Sure it does. If I buy good A for $X, I must value having good A a least _slightly_ more than having $X in my pocket. Similarly, the seller values $X in his pocket more than having good A in his inventory.

Hence, we have completed a transaction where the wealth of both parties has increased. This is the essence of why capitalism works.



Trade makes us richer if it's motivated by both parties coming out ahead in their judgment. Spending for the sake of spending, or for the sake of "stimulating the economy", doesn't help anything.

People who say "In this economy we need more money being spent" are not capitalists advocating efficient trade, they're Keynesians or something.

If someone thought he would benefit from a purchase, he would do it without encouragement. So what meaning can the encouragement to spend have...?

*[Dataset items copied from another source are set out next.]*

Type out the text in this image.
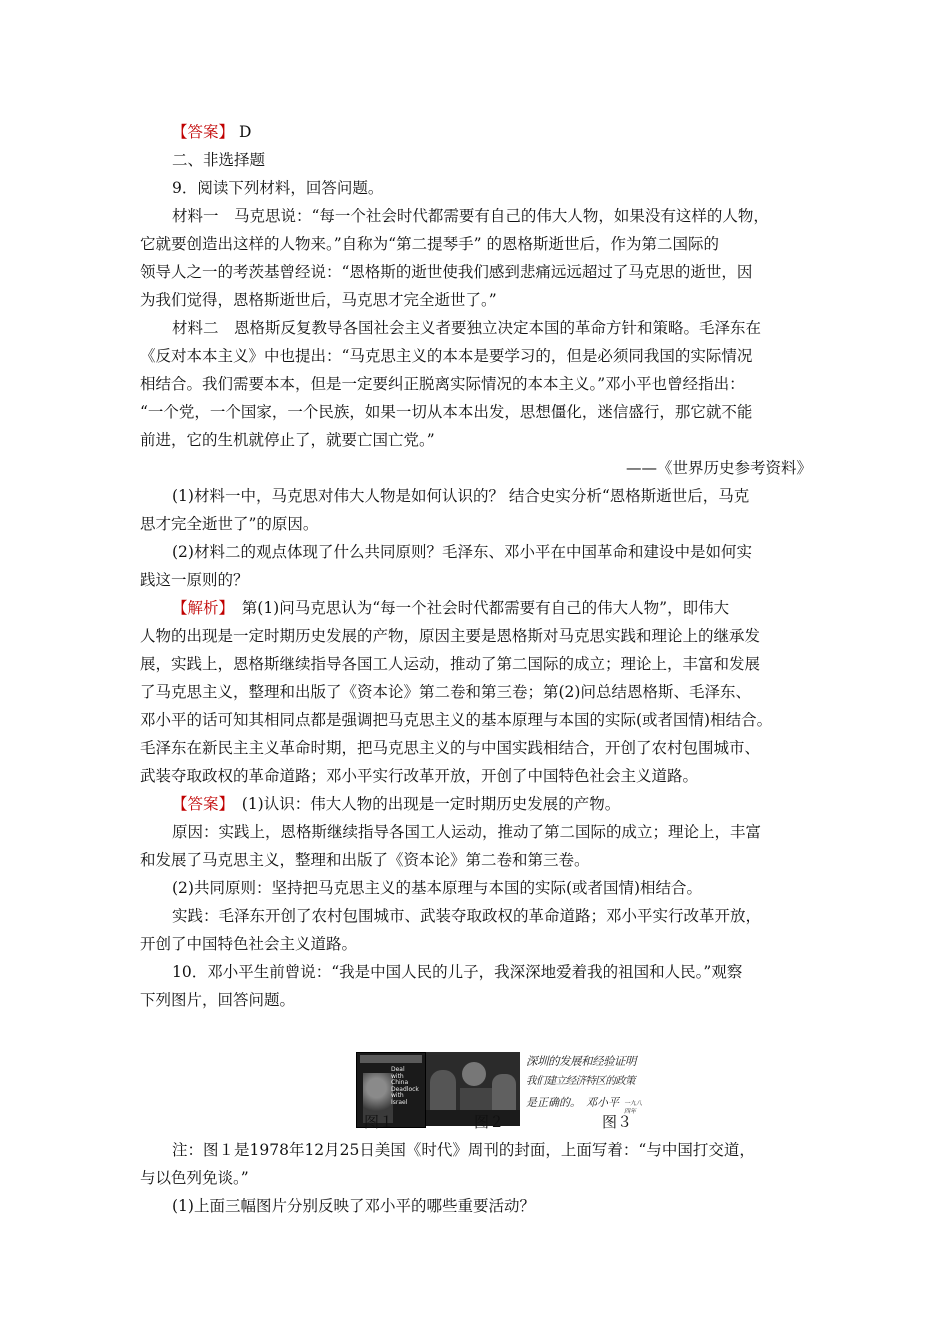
【答案】 D
二、非选择题
9．阅读下列材料，回答问题。
材料一　马克思说：“每一个社会时代都需要有自己的伟大人物，如果没有这样的人物，
它就要创造出这样的人物来。”自称为“第二提琴手” 的恩格斯逝世后，作为第二国际的
领导人之一的考茨基曾经说：“恩格斯的逝世使我们感到悲痛远远超过了马克思的逝世，因
为我们觉得，恩格斯逝世后，马克思才完全逝世了。”
材料二　恩格斯反复教导各国社会主义者要独立决定本国的革命方针和策略。毛泽东在
《反对本本主义》中也提出：“马克思主义的本本是要学习的，但是必须同我国的实际情况
相结合。我们需要本本，但是一定要纠正脱离实际情况的本本主义。”邓小平也曾经指出：
“一个党，一个国家，一个民族，如果一切从本本出发，思想僵化，迷信盛行，那它就不能
前进，它的生机就停止了，就要亡国亡党。”
——《世界历史参考资料》
(1)材料一中，马克思对伟大人物是如何认识的？ 结合史实分析“恩格斯逝世后，马克
思才完全逝世了”的原因。
(2)材料二的观点体现了什么共同原则？毛泽东、邓小平在中国革命和建设中是如何实
践这一原则的？
【解析】　第(1)问马克思认为“每一个社会时代都需要有自己的伟大人物”，即伟大
人物的出现是一定时期历史发展的产物，原因主要是恩格斯对马克思实践和理论上的继承发
展，实践上，恩格斯继续指导各国工人运动，推动了第二国际的成立；理论上，丰富和发展
了马克思主义，整理和出版了《资本论》第二卷和第三卷；第(2)问总结恩格斯、毛泽东、
邓小平的话可知其相同点都是强调把马克思主义的基本原理与本国的实际(或者国情)相结合。
毛泽东在新民主主义革命时期，把马克思主义的与中国实践相结合，开创了农村包围城市、
武装夺取政权的革命道路；邓小平实行改革开放，开创了中国特色社会主义道路。
【答案】　(1)认识：伟大人物的出现是一定时期历史发展的产物。
原因：实践上，恩格斯继续指导各国工人运动，推动了第二国际的成立；理论上，丰富
和发展了马克思主义，整理和出版了《资本论》第二卷和第三卷。
(2)共同原则：坚持把马克思主义的基本原理与本国的实际(或者国情)相结合。
实践：毛泽东开创了农村包围城市、武装夺取政权的革命道路；邓小平实行改革开放，
开创了中国特色社会主义道路。
10．邓小平生前曾说：“我是中国人民的儿子，我深深地爱着我的祖国和人民。”观察
下列图片，回答问题。
Deal
with
China
Deadlock
with
Israel
深圳的发展和经验证明
我们建立经济特区的政策
是正确的。 邓小平 一九八四年
图１	图２	图３
注：图１是1978年12月25日美国《时代》周刊的封面，上面写着：“与中国打交道，
与以色列免谈。”
(1)上面三幅图片分别反映了邓小平的哪些重要活动？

Conceivably it could mean (but this guy did not mean) that there's lower hanging fruit to be found by looking for more trades that should happen but aren't than by producing more. But it's far from obvious how/why that would be true "in this economy". In economic slowdowns, you need to make more stuff, not divvy up the too-little stuff more perfectly. It's when the economy is booming and production is very high that there might more plausibly be a neglect of the efficiency of trading.


>not capitalists advocating efficient trade, they're Keynesians or something.

Keynesians are capitalists and I've never heard of them being opposed to efficient trade.

One thing that inspires people to spend money is feeling that they won't be laid off. People do not have that feeling right now. Should we just wait for that to happen? Producing while people aren't buying leads to inventory gluts which leads to deflation.